Journal
New work
Forum follows function
Mental health supports to help Australian veterans and their families feel seen, not sold to.
Mental health support isn’t one size fits all.
Every societal peer-group has its own specific and nuanced cultural context.
This is especially true for defence force veterans and their families. For many, it’s complicated. Whether sought or avoided, it’s commonly approached with caution.
So when SANE asked us to help position a new peer support program – created in collaboration with Open Arms and Phoenix Australia – ‘the familiar’ was prioritised over ‘the fresh’. “Here for you” design. Not, “look at me” design.
A name that resonates
We needed an authentic and credible way in for a nuanced audience. Recognition and resonance.
From long-lists to short, the initiative was named Shoulder to Shoulder. From the outset, any successful name needed to feel like something people already trusted – not a new service trying to win them over. Familiar and meaningful. Surprisingly obvious.
Beyond why. For whom?
While Shoulder to Shoulder is crucially a partnership between three organisations with distinct roles in the mental health space – the design wasn’t about them. It was for veterans, carers and family members – many of whom have good reason to be wary of institutional language or government-backed promises. So we stepped back.
The identity worked supportively. Reassuringly.
We blended Open Arms’ colours into SANE’s framework to honour both, without letting either take over. The typography was clean and candid – allowing the messaging be seen and heard.
The tone was frank, never chatty. Relatable. As is the name itself, inspired by the community. Simple. Grounded. Lateral, making it meaningful and memorable.
From social click to forum thread – a consistent, quiet reassurance
In identity design, while we often reference ‘look-and-feel’: one serves the other. Feel matters more, never more so than in peer-led mental health spaces like SANE’s forums.

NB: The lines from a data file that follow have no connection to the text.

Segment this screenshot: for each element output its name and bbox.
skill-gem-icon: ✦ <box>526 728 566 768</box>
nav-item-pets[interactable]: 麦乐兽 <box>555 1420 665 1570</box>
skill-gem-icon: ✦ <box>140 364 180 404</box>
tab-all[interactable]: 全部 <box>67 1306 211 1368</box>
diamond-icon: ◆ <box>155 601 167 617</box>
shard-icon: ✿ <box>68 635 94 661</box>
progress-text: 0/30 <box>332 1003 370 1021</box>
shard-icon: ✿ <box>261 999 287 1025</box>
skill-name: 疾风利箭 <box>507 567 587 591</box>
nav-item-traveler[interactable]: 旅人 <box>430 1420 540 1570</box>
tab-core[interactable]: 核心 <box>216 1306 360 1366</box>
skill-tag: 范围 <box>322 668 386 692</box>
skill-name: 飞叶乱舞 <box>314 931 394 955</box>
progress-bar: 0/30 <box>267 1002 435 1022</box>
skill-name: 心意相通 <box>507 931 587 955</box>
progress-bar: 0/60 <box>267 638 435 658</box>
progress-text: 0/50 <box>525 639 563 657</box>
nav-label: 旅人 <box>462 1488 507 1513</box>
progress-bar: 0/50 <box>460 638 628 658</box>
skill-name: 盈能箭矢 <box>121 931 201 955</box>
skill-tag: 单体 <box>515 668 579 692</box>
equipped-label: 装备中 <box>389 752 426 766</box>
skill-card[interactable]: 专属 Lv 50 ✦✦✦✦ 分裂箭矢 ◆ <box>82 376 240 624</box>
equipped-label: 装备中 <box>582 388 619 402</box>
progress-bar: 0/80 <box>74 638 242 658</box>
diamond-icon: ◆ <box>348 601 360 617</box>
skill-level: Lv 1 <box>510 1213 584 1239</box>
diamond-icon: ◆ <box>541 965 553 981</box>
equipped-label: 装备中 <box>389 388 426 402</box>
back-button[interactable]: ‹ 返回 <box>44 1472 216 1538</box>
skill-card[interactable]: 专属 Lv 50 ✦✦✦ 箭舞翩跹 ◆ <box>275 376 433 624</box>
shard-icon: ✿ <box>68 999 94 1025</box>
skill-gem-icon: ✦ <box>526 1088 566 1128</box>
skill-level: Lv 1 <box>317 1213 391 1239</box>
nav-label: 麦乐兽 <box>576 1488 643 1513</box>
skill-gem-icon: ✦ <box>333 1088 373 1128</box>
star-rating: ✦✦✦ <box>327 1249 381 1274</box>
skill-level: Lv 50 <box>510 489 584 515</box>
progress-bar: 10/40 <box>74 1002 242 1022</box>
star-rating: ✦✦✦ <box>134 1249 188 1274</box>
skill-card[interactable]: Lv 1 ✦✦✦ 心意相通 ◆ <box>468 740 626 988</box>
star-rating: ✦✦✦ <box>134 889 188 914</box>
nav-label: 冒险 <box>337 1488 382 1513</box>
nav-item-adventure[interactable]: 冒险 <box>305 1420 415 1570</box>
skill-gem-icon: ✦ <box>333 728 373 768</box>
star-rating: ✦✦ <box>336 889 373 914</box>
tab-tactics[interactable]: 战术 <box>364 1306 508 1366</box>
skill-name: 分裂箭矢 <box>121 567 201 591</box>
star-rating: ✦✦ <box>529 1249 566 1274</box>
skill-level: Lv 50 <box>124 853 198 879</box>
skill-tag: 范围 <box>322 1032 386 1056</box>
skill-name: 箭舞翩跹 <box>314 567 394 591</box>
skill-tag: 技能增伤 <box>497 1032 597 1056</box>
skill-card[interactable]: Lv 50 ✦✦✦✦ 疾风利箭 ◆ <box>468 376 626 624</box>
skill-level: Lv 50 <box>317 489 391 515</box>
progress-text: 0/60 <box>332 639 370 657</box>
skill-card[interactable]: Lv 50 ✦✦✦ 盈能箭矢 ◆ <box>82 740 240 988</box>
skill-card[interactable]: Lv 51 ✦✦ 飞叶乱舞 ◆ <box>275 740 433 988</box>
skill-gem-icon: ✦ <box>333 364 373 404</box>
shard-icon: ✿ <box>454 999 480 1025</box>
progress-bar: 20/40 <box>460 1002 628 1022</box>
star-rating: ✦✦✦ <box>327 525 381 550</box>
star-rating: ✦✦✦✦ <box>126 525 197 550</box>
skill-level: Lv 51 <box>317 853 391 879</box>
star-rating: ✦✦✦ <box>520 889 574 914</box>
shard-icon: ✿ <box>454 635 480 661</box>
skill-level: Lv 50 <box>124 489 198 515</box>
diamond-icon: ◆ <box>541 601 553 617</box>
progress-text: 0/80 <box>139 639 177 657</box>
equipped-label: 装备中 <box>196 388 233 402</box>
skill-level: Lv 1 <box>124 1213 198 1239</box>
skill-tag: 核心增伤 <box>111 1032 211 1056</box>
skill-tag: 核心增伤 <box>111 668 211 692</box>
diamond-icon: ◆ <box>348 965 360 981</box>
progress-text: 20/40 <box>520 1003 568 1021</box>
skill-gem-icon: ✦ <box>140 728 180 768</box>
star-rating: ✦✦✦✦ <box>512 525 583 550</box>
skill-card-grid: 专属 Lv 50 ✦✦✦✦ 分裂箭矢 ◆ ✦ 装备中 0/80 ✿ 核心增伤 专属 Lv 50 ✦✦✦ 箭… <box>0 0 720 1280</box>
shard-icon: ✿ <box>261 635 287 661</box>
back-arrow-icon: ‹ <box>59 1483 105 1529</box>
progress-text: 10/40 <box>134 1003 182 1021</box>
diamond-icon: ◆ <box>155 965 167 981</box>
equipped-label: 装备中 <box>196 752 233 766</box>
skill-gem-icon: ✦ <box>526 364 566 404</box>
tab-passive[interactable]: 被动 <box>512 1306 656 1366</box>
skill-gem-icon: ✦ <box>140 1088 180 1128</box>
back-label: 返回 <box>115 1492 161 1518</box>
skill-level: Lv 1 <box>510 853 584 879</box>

For Shoulder to Shoulder, we designed the entire experience – from a search result or social post to the moment someone lands in a forum. Without fanfare, but with a calm clarity, warmth and trust at each step. It needed to feel familiar, credible, understanding.
The hardest part is making it feel inevitable
This wasn’t about incredible taglines or visuals. But about credible ones. Relateable and believable.
Words needed to engender trust: headlines, buttons, prompts. Would someone in distress read this and think, “This might help… me”? Would it reach them where they were?
The identity’s tone came from real conversations. Veterans and families telling us what helped, what didn’t, and what made them walk away.
Just enough design
Health and wellbeing initiatives can suffer from the same thing: good intent wrapped in the wrong tone. They speak in ways their audience doesn’t. They might over-explain. Or over-design. Or over-promise. And in doing so, they lose the people they’re trying to help.
Shoulder to Shoulder is a reminder that the most powerful writing and design work often feels inevitable. Appearing effortless, is more. Presenting people with what they need, when they need it, in a way they can recognise, relate to and trust.